A critical unauthenticated remote code execution (RCE) vulnerability, tracked as CVE-2026-39808, has been publicly disclosed in Fortinet’s FortiSandbox platform, carrying a CVSS score of 9.8 and allowing attackers to execute arbitrary OS commands as root without credentials.
A working proof-of-concept (PoC) exploit is now freely available on GitHub, drastically lowering the barrier to exploitation for threat actors worldwide.
CVE-2026-39808 is an OS command injection vulnerability rooted in CWE-78 (Improper Neutralization of Special Elements Used in an OS Command).
CVE-2026-39808: FortiSandbox RCE Flaw
It resides in the /fortisandbox/job-detail/tracer-behavior API endpoint of Fortinet FortiSandbox, where the jid parameter is passed directly into a system command without any input sanitization.
The vulnerability was discovered by security researchers in November 2025 and publicly disclosed in April 2026 following Fortinet’s patch release.
The flaw affects FortiSandbox versions 4.4.0 through 4.4.8, and the patch is available in version 4.4.9 and above. Fortinet published the official advisory, FG-IR-25-325.
The root cause is devastatingly simple the jid parameter in the tracer-behavior endpoint is never sanitized before being passed to an underlying system call.
An attacker can inject a pipe character (|) to break out of the intended command context and execute any arbitrary command as the root user:
GET /fortisandbox/job-detail/tracer-behavior?jid=|(id > /web/ng/out.txt)| HTTP/1.1
The injected command writes its output to /web/ng/out.txt, which is publicly accessible at /ng/out.txt on the web server, creating a read-back channel for blind command injection without requiring any login session. This means a basic curl command is all an attacker needs to confirm full root-level compromise of the appliance.
PoC Exploit Publicly Released
Security researchers published a fully functional Python-based PoC scanner on GitHub that requires only Python 3.7+ and no external dependencies.
The tool implements a 5-step verification process to eliminate false positives: it fingerprints the FortiSandbox instance, confirms that the vulnerable endpoint exists, injects a unique canary string, reads the output file to validate the canary in plain text, and finally executes the user-specified command.
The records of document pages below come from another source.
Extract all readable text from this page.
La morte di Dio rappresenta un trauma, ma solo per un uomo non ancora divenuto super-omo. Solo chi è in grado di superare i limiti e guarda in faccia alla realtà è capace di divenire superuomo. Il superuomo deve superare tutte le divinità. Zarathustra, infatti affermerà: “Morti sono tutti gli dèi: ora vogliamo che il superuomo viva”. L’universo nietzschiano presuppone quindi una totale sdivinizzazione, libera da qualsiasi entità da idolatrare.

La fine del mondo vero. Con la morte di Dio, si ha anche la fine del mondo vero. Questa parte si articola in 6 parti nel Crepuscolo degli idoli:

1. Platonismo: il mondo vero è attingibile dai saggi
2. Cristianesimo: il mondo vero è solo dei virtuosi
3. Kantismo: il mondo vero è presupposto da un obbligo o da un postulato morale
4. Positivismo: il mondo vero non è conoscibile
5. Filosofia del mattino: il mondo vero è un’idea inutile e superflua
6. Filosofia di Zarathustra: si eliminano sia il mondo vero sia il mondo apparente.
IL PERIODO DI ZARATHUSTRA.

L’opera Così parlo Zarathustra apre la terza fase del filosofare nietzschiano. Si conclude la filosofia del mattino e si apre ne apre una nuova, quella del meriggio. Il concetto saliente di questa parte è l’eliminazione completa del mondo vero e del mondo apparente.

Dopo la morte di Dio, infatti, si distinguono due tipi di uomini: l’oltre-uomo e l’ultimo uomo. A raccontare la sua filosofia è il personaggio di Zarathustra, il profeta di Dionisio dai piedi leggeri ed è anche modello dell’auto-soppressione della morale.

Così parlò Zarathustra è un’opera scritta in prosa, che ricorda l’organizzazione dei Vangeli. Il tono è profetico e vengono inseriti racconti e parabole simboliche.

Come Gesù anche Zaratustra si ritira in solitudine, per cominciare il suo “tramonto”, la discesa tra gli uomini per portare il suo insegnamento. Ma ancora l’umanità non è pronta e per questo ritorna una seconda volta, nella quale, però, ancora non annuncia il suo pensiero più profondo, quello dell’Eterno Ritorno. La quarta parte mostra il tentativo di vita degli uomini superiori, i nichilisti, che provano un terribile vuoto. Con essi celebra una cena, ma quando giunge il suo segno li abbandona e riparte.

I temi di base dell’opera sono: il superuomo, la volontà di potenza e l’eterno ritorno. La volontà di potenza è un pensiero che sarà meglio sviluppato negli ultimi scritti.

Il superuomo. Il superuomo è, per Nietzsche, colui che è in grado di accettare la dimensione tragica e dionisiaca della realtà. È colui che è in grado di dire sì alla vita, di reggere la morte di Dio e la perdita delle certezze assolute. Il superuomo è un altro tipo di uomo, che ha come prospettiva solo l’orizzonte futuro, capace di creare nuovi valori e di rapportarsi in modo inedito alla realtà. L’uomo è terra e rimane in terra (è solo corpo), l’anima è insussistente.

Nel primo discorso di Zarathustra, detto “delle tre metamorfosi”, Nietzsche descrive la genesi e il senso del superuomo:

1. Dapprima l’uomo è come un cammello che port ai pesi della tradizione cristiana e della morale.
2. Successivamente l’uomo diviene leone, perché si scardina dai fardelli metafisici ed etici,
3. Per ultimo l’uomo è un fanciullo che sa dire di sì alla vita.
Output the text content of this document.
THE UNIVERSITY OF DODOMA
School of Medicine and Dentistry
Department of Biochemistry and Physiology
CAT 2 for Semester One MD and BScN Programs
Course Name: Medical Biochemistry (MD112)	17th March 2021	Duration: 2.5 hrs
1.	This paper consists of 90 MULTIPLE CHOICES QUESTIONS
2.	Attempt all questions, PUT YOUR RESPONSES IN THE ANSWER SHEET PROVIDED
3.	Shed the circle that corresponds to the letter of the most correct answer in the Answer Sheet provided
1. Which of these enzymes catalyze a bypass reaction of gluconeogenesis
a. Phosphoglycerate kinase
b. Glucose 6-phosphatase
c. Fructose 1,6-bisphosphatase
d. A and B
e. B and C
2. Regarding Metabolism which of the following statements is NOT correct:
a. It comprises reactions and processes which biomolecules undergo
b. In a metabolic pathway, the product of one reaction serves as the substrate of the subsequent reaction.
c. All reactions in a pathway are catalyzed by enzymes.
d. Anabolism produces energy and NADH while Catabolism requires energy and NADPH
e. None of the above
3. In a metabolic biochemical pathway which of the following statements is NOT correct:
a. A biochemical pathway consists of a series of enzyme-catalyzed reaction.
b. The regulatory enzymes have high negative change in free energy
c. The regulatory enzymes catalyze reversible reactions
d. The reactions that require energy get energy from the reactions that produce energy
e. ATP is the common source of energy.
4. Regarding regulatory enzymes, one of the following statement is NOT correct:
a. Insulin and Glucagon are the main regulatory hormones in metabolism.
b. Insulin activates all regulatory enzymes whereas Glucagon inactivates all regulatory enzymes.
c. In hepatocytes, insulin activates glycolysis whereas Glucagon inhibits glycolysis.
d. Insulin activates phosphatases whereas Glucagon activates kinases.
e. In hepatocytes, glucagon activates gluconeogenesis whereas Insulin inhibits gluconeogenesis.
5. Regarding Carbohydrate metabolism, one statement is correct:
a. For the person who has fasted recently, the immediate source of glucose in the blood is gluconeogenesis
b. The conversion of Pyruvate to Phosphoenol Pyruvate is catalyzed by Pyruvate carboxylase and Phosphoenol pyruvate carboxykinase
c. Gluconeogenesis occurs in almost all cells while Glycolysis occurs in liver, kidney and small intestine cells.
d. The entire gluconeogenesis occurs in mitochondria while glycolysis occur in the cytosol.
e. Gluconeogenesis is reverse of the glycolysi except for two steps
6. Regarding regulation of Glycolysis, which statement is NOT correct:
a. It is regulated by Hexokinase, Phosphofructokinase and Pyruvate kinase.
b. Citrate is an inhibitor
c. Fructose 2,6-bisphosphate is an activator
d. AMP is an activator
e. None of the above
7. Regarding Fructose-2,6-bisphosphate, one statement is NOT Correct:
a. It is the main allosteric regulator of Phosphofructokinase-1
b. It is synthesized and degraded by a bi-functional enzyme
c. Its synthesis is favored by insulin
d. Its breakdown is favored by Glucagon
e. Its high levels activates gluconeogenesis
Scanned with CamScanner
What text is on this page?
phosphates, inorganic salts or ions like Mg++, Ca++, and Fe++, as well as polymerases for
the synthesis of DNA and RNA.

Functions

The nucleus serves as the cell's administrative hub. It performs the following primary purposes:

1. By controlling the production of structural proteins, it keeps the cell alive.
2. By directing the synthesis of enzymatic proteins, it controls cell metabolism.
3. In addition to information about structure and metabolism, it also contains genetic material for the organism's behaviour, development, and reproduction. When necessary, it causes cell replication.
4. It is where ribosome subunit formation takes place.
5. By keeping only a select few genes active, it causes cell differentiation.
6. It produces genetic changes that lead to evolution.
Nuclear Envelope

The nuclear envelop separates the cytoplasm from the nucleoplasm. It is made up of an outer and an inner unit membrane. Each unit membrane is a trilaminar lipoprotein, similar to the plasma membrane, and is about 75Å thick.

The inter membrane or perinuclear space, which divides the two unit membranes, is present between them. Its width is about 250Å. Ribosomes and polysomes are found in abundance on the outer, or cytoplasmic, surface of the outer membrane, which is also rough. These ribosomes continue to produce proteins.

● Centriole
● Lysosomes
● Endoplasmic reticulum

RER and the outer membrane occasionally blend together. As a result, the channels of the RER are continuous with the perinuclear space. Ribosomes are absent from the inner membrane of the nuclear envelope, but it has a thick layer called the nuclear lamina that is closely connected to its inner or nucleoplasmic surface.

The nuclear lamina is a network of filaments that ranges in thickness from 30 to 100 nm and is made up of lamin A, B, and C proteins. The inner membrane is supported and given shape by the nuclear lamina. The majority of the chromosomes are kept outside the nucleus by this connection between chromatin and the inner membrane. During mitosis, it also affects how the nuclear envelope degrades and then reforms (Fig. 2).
The scanner also supports pipeline integration with tools like subfinder, httpx, and Shodan for mass-scanning operations. With a working exploit in the wild, the Center for Cybersecurity Belgium has already issued a formal advisory urging organizations to patch with the highest priority.
Scanning activity for vulnerable FortiSandbox instances is actively underway, and the public availability of Shodan dorks (title:"FortiSandbox", title:"FortiSandbox - Please login") makes internet-exposed assets trivially discoverable.
FortiSandbox is deployed in enterprise environments as a core threat detection and zero-day malware analysis platform, meaning a compromise of this device gives attackers privileged insight into an organization’s most sensitive security telemetry.
The combination of zero authentication, root-level privilege, and network-accessible attack vector makes this one of the most severe Fortinet vulnerabilities disclosed in 2026. The exploitation was confirmed, and the vulnerability has landed on CISA’s Known Exploited Vulnerabilities (KEV) catalog.
Additionally, CVE-2026-39808 is part of a twin vulnerability disclosure alongside CVE-2026-39813 (CVSS 9.1), an authentication bypass via path traversal in the JRPC API affecting FortiSandbox versions up to 5.0.5. Organizations running FortiSandbox 5.0. x must upgrade to 5.0.6 to remediate CVE-2026-39813.
Remediation
Organizations must act now to reduce their attack surface:
- Upgrade immediately to FortiSandbox 4.4.9 (or 5.0.6 for 5.x deployments)
- Restrict network access to the FortiSandbox management interface using firewall rules
- Block external access to
/fortisandbox/job-detail/API endpoints at the perimeter - Monitor logs for suspicious
jidparameter values containing pipe characters (|) - Audit Shodan/FOFA exposure using the public dorks to identify any internet-facing instances
- Rotate credentials and audit root-level activity on any FortiSandbox appliances that may have been exposed before patching.
FAQ
Q1: What versions of FortiSandbox are affected by CVE-2026-39808?
FortiSandbox versions 4.4.0 through 4.4.8 are confirmed vulnerable; upgrade to 4.4.9 or above immediately.
Q2: Does exploiting CVE-2026-39808 require authentication?
No, the vulnerability is completely unauthenticated, meaning any network-accessible attacker can achieve root-level RCE with a single HTTP request.
Q3: Is a public exploit available for CVE-2026-39808?
Yes, a fully functional Python PoC scanner has been released on GitHub by researcher ynsmroztas, making exploitation trivially accessible.
Q4: Has CVE-2026-39808 been actively exploited in the wild?
Yes, active scanning is confirmed, and CISA has added this CVE to its Known Exploited Vulnerabilities (KEV) catalog, indicating real-world exploitation.